Atoll d'Aldabra
"Quatre jours de bateau pour regarder une tortue mâcher une feuille — chaque heure en valait la peine."
Une forteresse de corail surélevée cerclée d'un lagon turquoise, refuge de la plus grande population de tortues géantes au monde.
Cela faisait des années que je lisais sur Aldabra avant que Lia et moi n’y posions enfin le pied, et même là, j’ai eu du mal à croire les chiffres jusqu’à ce que je me tienne au milieu d’eux : plus de 100 000 tortues géantes sur un seul atoll, davantage que la population totale des Galápagos. Il n’y a pas de piste d’atterrissage ici — le deuxième plus grand atoll corallien du monde se trouve à environ 1 150 kilomètres au sud-ouest de Mahé, et le seul moyen d’y accéder est un affrètement de bateau de plusieurs jours organisé par la Seychelles Islands Foundation, qui gère les lieux avec une rigueur presque monacale après l’agitation touristique des îles intérieures. Nous avons passé trois nuits à traverser le large pour y arriver, et je me souviens que Lia disait, mi-sérieuse, qu’il valait mieux que la tortue en vaille la peine. Nous en avons vu des milliers.
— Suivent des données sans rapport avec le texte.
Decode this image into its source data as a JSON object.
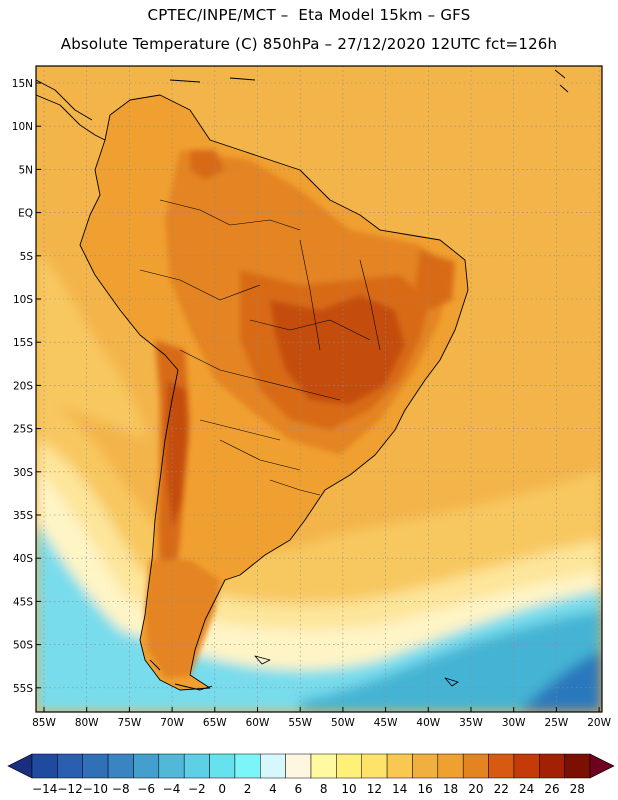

Ce qui m’a le plus frappé, ce n’est pas seulement l’ampleur de la population de tortues, mais la proximité avec laquelle on nous a laissés marcher parmi elles, toujours accompagnés d’un garde, toujours lentement. Un vieux mâle — sa carapace zébrée de cicatrices et presque blanchie par le soleil — a à peine levé les yeux quand je me suis accroupi à un mètre de lui pour le regarder mâchouiller une bouchée d’herbe. Lia a dû prendre une quarantaine de photos de cette seule tortue. Je ne lui en veux pas. Il y a quelque chose dans la certitude tranquille de ces animaux, certains plus vieux que nos grands-parents, qui remet complètement à zéro notre rapport au temps.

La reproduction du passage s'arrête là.